Buyenlarge/Getty Images
Buyenlarge/Getty Images

A few years ago, I read slave narratives to explore the lives of black agricultural workers after the end of the Civil War. The narratives came from the Federal Writers Project of the Works Progress Administration, a program that employed researchers from 1936 to 1938 to interview former enslaved people, producing more than 2,300 narratives that, thankfully, reside online and are fully searchable.

Those whom the law defined as property recounted various unique human experiences — their daily horrors and monotonies, how they freed themselves or learned of their emancipation, the surge of exhilaration upon securing freedom, and how they endured life on the edges of a white supremacist society in the decades thereafter.

As I pored over the narratives, I was struck less by their experiences, as heartrending as they were, than by how their experiences sculpted their self-perceptions. The best explanation of what I gleaned, what social scientists called internalized oppression, describes the psychological trauma that ensues when a person from a stigmatized group believes those negative stigmas.
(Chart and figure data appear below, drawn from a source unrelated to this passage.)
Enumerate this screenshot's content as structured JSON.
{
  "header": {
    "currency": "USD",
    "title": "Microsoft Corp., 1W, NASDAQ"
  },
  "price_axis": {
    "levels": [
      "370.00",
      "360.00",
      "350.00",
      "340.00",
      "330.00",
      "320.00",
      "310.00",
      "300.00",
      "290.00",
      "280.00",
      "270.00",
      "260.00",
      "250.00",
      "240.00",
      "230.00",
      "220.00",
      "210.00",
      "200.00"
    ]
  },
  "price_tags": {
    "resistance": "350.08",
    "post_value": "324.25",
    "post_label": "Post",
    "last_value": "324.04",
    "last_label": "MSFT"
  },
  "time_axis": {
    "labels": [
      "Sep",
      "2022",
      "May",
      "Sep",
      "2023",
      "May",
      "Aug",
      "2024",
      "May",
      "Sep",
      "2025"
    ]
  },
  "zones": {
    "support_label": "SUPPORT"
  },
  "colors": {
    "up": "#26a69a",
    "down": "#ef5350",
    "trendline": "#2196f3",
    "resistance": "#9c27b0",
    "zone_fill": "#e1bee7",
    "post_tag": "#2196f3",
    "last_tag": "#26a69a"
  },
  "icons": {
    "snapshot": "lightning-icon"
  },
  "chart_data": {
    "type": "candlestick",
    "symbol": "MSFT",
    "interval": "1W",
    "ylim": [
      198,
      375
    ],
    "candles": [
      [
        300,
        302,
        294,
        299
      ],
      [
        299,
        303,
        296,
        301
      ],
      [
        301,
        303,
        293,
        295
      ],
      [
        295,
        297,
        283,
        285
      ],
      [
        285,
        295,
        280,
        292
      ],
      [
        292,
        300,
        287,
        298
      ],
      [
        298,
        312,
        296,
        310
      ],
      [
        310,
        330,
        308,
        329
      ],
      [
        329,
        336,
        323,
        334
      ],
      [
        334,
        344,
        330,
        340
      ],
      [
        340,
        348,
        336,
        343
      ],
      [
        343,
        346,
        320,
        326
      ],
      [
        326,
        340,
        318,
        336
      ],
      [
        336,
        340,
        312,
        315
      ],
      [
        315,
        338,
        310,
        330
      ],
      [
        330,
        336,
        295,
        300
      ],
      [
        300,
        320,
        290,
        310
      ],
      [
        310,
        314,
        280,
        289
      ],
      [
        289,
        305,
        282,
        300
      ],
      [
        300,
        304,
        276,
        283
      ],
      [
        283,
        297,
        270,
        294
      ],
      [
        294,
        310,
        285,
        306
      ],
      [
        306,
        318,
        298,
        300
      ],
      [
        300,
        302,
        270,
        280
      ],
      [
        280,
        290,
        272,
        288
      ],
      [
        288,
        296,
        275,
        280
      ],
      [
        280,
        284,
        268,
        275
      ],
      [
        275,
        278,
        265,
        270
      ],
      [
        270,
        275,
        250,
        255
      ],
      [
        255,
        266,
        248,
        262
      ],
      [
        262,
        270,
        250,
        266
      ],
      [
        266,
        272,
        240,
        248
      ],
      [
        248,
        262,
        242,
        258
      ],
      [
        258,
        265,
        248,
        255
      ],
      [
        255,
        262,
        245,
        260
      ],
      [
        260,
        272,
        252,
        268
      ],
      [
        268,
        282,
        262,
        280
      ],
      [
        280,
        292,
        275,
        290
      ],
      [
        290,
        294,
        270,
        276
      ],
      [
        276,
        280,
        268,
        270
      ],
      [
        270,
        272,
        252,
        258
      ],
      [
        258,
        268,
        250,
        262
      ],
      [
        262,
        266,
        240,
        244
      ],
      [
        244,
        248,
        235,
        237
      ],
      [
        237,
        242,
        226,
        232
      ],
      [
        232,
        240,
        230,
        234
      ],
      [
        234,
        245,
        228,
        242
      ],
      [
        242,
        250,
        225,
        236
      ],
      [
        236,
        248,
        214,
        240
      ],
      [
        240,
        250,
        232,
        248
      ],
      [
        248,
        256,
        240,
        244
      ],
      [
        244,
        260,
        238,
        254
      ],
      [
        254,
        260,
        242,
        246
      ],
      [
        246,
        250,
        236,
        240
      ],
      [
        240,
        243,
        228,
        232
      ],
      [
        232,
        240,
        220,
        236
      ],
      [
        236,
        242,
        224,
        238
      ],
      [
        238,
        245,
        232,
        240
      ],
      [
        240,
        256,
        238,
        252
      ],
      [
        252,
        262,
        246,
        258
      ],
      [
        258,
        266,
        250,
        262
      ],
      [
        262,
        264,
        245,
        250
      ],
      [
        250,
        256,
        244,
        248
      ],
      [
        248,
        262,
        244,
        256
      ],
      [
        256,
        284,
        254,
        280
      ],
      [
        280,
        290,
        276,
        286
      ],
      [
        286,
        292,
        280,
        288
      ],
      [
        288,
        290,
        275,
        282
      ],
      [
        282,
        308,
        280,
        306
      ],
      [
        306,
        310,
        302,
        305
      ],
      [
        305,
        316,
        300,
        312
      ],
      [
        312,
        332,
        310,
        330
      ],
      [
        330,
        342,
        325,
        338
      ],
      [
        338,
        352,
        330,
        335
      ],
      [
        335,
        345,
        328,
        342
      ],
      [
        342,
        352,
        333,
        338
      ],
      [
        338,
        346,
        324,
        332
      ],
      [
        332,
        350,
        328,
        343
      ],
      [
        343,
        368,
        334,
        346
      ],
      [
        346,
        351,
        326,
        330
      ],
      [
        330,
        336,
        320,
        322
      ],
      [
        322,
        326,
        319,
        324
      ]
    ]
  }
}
White folk indoctrinated them into accepting their supposed inferiority. These narratives illustrate the success of this campaign of mental terrorism, and no word conveyed the depth of this internalized oppression more than “nigger.” Now, whenever I hear the epithet, a visual and emotional representation of the heinous process by which a people — my people — were induced to think they were less than trespasses into my thoughts. After years of habitual use of “nigger,” I banished it from my speech to honor the humanity that many never saw in themselves.